Surely, as the Red Sox Baseball Operations staff made and received phone calls and texts throughout the long day at Fenway Wednesday, the irony was not lost.
As Chaim Bloom and Co. work toward Friday's trade deadline, striving to improve the major league roster for the final two months of the regular season and beyond, they undoubtedly were being asked about the availability of nearly every prospect in their minor league system.
At the same time, the Red Sox were rebounding from a 4-1 loss to the Toronto Blue Jays by posting a 4-1 victory in the nightcap, largely on the strength of a couple of recent graduates from that very same minor league system.
On the mound, Tanner Houck was carving up the Toronto lineup, recording seven strikeouts while allowing just one run in four innings. Meanwhile, outfielder Jarren Duran, who had knocked in the team's second run with a sacrifice fly in the second, then accounting for two more runs in the fourth when he tripled home one run, then scored on his own thanks to a bobble in center field.
As Duran raced around the bases in a blur, Fenway became energized, with fans marveling at the rookie's long, powerful strides and his almost unmatched speed.
Only two weeks ago, Houck and Duran were playing for Triple-A Worcester.
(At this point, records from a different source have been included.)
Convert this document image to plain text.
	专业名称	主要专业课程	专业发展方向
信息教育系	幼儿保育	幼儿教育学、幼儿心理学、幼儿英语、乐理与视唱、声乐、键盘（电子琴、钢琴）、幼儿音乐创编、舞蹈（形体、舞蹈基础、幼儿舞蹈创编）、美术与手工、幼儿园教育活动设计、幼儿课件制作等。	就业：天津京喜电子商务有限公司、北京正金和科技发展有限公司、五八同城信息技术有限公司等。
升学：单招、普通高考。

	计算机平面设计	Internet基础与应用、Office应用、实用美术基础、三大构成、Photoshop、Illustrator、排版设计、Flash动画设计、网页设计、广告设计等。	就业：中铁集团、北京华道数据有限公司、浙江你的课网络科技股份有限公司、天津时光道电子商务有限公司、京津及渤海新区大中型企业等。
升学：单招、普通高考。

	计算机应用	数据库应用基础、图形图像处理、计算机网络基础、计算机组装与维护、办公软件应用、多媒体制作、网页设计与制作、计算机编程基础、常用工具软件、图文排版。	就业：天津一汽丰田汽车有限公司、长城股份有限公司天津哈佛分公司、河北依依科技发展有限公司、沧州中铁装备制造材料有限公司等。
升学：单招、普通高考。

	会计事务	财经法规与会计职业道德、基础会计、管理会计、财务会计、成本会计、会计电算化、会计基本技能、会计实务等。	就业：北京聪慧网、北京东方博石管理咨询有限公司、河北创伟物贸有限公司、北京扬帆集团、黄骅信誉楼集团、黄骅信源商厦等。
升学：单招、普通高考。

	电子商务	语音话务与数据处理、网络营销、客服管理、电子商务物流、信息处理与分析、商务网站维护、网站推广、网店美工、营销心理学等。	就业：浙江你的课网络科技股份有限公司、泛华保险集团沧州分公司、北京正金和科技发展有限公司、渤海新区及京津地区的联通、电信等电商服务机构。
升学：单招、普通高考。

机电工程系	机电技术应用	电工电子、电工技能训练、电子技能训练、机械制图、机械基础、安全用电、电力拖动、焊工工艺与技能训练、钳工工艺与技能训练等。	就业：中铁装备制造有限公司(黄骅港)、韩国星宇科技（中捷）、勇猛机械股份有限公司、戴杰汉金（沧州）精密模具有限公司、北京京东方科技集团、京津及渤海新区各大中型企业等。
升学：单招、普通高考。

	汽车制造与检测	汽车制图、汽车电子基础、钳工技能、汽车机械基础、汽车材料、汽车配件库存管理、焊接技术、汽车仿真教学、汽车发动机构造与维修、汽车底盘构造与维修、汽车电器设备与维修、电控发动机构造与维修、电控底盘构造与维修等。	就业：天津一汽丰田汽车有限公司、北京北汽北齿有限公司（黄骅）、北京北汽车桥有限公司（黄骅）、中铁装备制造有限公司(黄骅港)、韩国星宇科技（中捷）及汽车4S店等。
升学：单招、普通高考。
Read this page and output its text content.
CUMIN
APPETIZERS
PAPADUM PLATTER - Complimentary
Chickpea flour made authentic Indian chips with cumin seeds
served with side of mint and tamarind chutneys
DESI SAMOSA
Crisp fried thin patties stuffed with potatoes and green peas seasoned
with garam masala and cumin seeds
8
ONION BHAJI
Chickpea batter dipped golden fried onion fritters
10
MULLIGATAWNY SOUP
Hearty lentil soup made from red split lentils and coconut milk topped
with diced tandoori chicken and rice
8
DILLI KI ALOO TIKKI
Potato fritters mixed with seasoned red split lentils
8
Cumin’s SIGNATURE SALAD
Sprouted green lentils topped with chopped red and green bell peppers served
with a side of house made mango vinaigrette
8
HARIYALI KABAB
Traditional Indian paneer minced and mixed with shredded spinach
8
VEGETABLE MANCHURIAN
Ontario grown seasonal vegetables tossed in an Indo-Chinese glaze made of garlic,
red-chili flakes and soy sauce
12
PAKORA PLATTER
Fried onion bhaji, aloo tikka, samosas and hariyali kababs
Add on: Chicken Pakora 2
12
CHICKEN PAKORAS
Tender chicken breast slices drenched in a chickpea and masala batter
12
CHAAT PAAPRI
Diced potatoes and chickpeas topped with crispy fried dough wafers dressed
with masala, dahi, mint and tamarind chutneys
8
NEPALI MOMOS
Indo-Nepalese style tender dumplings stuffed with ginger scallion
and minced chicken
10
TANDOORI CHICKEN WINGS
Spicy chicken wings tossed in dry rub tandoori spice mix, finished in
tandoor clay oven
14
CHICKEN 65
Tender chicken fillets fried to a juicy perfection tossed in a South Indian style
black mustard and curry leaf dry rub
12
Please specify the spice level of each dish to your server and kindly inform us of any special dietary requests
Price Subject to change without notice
Houck had already had a taste of the big leagues, having made three starts in a September audition last fall, then contributing a couple of spot starts earlier this season. Duran, whom fans had been clamoring for since April, finally arrived for the start of the second half.
And then, there they were Wednesday night, with about a dozen games of major league experience between them, driving the Red Sox to an important win in the middle of the pennant race.
It's precisely this sort of matriculation that Bloom seeks on a consistent basis from the farm system, the better to achieve the word that stands as both his end-game and mantra: sustainability. The only way to achieve it, as Bloom has explained countless times, is to have a steady flow of homegrown (and by extension, inexpensive) talent from within. If an organization can't replenish or supplement its major league roster internally on a consistent basis, it's doomed to overpay in the free-agent market to fill its needs.
That's how the Red Sox have fallen into this first-to-last-to-first again pattern over the last decade.
Naturally, not every touted prospect is going to have an immediate impact, or even one as dramatic as Houck and Duran provided Wednesday at Fenway. Some will stall out after some initial success, as Bobby Dalbec is currently discovering. Some will exhibit inconsistent performance before getting established. And some will be outright busts.
For all the scouting and analytics at works, player development remains a highly inexact science.
But when an organization does its job correctly for a number of years -- as the Los Angeles Dodgers have done -- it can lead to a long stretch in which the World Series is within reach nearly every year. In the tiniest of windows at Fenway Wednesday, the Sox got that reminder again.
"I know a lot of people thought we were thin, organizational-wise,'' said Alex Cora. "When you're successful, the way this organization was for three years (2016-2018), of course you're going to be thin at the upper levels. But all these kids, they were part of the organization a few years ago. You have to be patient. They were in the lower levels and they were developing. But they're really good. Now, they've graduated and they're performing at the level that we hoped for a few years ago. You just have to be patient.''
Being patient can be difficult in Boston, where fans' expectations are driven by recent success and size of payroll. Some, undoubtedly, would sacrifice almost any piece of the system for a shot at Max Scherzer or Anthony Rizzo, and not think twice. Immediate gratification is a powerful sentiment.
Bloom, of course, knows better. He understands that you can't keep dealing away the best homegrown players for short-term gain, and in the unlikely event he doesn't, he can connect with the current top executive of the Philadelphia Phillies for a refresher course. Dave Dombrowski mortgaged the Red Sox future for the 2018 title and less than two years later was unceremoniously shown the door by Red Sox ownership.
Patience is indeed a virtue. And the Red Sox win Wednesday night, in the middle of a pennant race, was more evidence of that, too, even as Bloom decides just how patient he can afford to be between now and 4 p.m. Friday afternoon.